States have tackled the virus differently, but they must learn from each other

On June 20, a month after 1,00,000 novel coronavirus cases were reported, India crossed a grim milestone of 4,00,000 cases. If it took 13 days to double to 2,00,000 cases, India added another one lakh cases in 10 days on June 12. From a test positivity rate of 4.6% in mid-May, it is 7.9% as on June 21, reflecting a wider spread in the community, particularly in the hotspots — Mumbai, Delhi, Chennai and Ahmedabad. Mortality, which was initially low, has been steadily increasing. The first death was reported on March 13 and the figure crossed 1,000 only on April 28. But it has taken just three days for each additional 1,000 deaths after the toll touched 4,000 to reach 13,703 deaths as on June 21. The lower mortality figures are a reflection of the low median age (nearly 27 years) of the Indian population, the stage of the pandemic in India, health-seeking behaviour and the health-care system. While the low median age has helped keep mortality low, high prevalence of high-risk factors even among younger people might put them at great risk if infected with the virus. The  health-care system in Mumbai, Delhi, Chennai and Ahmedabad, already strained, could witness more deaths if the virus spreads unabated. With India now in the unlock phase, this is the time to be most vigilant.
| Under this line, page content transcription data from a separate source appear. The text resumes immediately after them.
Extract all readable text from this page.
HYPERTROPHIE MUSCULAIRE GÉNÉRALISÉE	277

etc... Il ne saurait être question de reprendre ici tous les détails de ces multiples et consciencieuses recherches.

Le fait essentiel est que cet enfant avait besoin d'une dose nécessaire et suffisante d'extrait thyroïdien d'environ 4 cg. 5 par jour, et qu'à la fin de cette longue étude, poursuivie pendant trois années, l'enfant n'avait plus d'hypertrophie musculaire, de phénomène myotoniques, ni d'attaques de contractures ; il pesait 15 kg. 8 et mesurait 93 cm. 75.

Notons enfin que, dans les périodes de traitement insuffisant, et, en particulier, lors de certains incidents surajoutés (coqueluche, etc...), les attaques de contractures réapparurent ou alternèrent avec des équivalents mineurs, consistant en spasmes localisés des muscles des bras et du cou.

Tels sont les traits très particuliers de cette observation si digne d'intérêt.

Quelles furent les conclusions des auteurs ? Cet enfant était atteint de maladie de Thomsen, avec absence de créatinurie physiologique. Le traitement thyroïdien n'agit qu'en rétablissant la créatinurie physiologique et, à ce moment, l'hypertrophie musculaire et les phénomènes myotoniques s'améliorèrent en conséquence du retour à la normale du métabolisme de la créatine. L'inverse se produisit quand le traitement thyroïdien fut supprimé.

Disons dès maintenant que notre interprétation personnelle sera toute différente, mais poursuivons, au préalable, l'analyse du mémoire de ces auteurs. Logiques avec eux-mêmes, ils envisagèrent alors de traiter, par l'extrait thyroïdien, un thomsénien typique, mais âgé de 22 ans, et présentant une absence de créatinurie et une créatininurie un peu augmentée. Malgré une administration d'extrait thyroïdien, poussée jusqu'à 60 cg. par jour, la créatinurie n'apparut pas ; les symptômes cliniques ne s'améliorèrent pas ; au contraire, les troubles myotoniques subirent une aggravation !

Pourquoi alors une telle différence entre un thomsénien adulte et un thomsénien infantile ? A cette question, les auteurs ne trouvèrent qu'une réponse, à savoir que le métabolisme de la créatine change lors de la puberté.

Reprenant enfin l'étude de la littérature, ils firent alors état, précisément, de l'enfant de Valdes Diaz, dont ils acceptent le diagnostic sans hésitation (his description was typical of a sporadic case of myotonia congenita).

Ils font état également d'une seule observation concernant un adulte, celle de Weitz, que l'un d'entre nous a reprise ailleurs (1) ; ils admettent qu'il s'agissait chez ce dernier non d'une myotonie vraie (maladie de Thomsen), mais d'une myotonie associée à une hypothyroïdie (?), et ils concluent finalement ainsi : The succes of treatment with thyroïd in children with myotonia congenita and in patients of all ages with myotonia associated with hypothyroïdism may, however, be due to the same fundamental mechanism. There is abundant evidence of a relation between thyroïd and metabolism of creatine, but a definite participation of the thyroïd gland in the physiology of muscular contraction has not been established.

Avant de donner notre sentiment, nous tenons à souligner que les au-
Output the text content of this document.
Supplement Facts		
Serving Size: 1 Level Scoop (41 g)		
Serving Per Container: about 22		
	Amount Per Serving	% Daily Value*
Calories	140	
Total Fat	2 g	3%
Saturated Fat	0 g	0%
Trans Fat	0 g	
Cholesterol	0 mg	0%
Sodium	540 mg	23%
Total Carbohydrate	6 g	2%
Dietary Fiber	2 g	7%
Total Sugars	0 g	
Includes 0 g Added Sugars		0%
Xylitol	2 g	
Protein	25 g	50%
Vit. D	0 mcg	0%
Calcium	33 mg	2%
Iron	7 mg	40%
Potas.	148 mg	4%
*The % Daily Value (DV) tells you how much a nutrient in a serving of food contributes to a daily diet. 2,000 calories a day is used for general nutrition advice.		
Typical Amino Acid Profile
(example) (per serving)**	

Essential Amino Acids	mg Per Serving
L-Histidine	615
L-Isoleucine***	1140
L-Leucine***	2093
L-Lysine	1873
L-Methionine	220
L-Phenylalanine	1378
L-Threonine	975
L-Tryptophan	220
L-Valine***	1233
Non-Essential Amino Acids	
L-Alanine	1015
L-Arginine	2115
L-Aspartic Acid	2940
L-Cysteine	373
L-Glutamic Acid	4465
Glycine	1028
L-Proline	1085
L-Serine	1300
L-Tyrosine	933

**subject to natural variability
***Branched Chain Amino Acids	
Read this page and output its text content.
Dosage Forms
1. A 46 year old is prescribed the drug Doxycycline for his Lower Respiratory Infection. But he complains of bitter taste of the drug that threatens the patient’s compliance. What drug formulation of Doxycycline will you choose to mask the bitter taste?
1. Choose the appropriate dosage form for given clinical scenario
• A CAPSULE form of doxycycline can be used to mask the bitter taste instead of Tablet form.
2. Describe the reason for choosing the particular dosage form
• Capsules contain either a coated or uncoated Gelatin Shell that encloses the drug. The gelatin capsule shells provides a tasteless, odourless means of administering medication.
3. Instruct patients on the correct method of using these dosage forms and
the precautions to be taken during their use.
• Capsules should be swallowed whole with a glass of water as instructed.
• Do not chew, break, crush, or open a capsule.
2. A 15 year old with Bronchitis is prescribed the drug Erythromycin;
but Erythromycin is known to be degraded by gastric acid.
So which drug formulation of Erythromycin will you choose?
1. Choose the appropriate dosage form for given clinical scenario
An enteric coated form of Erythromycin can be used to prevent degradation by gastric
Kerala, Karnataka and Andhra Pradesh have done exceptionally well in containment. If Kerala was fully geared even before the first case was reported, the other two States utilised the early phase of the lockdown to track, test and isolate those infected and trace contacts. Nothing else can explain why Bengaluru has bucked the trend while Delhi, Mumbai and Chennai have become pandemic epicentres. Maharashtra has adopted the correct approach of enhanced testing unmindful of the large number of cases getting reported each day. Aggressive testing enabled Maharashtra to achieve the remarkable feat of containment in Dharavi. In stark contrast, till a few days ago, Delhi had used every trick in the textbook to keep cases and deaths low. That fewer cases are reported from Telangana, West Bengal, Uttar Pradesh and Bihar raises suspicion about their testing and counting. While many States have reported migrant workers testing positive on arrival, it is inconceivable that Uttar Pradesh, Bihar and West Bengal, which have recorded the most returnees, should not see a spike. Through fever clinics and testing of people with influenza-like illness in certain areas in Chennai that have high spread, Tamil Nadu is making up for lost time. But true containment will remain difficult and will depend on door-to-door surveillance and large-scale testing in these areas. Going by the cases reported, Gujarat seems to be the only place where the virus spreads to a definite number of people every fortnight even when tests are increased incrementally. The only way to contain numbers is by not hiding them.